HOOFDSTUK 3 BEPALINGEN VOOR DE DETAILHANDEL

Artikel 7 Voorschriften slijterijen

De burgemeester kan aan een vergunning voor een slijtersbedrijf voorschriften verbinden. Deze voorschriften kunnen alleen worden gesteld in het kader van de volgende belangen:

  • a.

    ter bescherming van de volksgezondheid;

  • b.

    in het belang van de openbare orde.

HOOFDSTUK 4 SLOTBEPALINGEN

Artikel 8 Inwerkingtreding en citeertitel

De "Drank- en Horecaverordening Dordrecht" vastgesteld bij raadsbesluit van 26-05-2009 wordt ingetrokken met ingang van de in het tweede lid genoemde datum.

  • 2.

    Deze verordening treedt in werking op 5december 2013.

  • 3.

    Deze verordening wordt aangehaald als "Drank- en Horecaverordening Dordrecht".

Ondertekening

Aldus vastgesteld in de openbare vergadering van 26 november 2013.
De griffier, De voorzitter,
M. van Hall A.A.M. Brok

Toelichting

De toelichting op deze Drank- en Horecaverordening (hierna de verordening) bestaat uit deel A en deel B. Deel A bevat een algemene toelichting op de verordening. Daarbij wordt ingegaan op de volgende onderwerpen:

  • 1.

    Wijziging van de Drank- en Horecawet

  • 2.

    Toezicht op de Drank- en Horecawet

  • 3.

    Hoofdelementen en uitgangspunten van de verordening

  • 4.

    Totstandkoming van deze verordening

 

Deel B bevat een artikelsgewijze toelichting op de verordening.

 

 

A Algemene toelichting

 

1. Wijziging van de Drank- en Horecawet

De Drank- en Horecawet ordent de distributie van alcoholhoudende drank.

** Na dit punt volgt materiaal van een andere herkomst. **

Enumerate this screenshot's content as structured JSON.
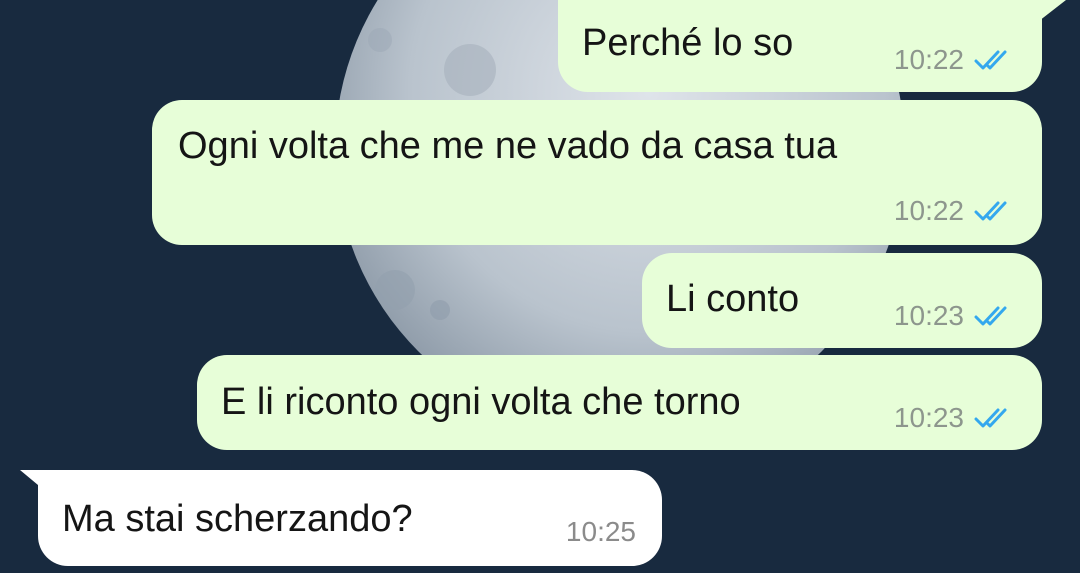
{
  "messages": [
    {
      "text": "Perché lo so",
      "time": "10:22",
      "direction": "outgoing",
      "status": "read"
    },
    {
      "text": "Ogni volta che me ne vado da casa tua",
      "time": "10:22",
      "direction": "outgoing",
      "status": "read"
    },
    {
      "text": "Li conto",
      "time": "10:23",
      "direction": "outgoing",
      "status": "read"
    },
    {
      "text": "E li riconto ogni volta che torno",
      "time": "10:23",
      "direction": "outgoing",
      "status": "read"
    },
    {
      "text": "Ma stai scherzando?",
      "time": "10:25",
      "direction": "incoming"
    }
  ],
  "colors": {
    "background": "#182a3f",
    "outgoing_bubble": "#e7fed8",
    "incoming_bubble": "#ffffff",
    "read_ticks": "#34a8ee"
  },
  "icons": {
    "read_receipt": "double-check-icon"
  }
}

De wet bestaat sinds 1964. Kern van de wet is dat alcoholgebruik kan leiden tot gezondheidsschade, overlast en ongevallen. Daarom is een gemeentelijke vergunning vereist voor het verstrekken van alcoholhoudende drank (ter plaatse) in de horeca en het verstrekken (elders dan ter plaatse) van sterke drank in slijterijen. Voor de detailhandelsverkoop van zwakalcoholhoudende drank is geen vergunning vereist.

 

De Drank- en Horecawet stelt voor het verkrijgen van een vergunning enkele eisen: leidinggevenden dienen te voldoen aan leeftijdseisen (21 jaar of ouder), zedelijkheidseisen (geen antecedenten) en eisen ten aanzien van kennis en inzicht in verantwoord verstrekken (meestal Verklaring Sociale Hygiëne). Ook de inrichting zèlf moet aan enkele basiseisen voldoen.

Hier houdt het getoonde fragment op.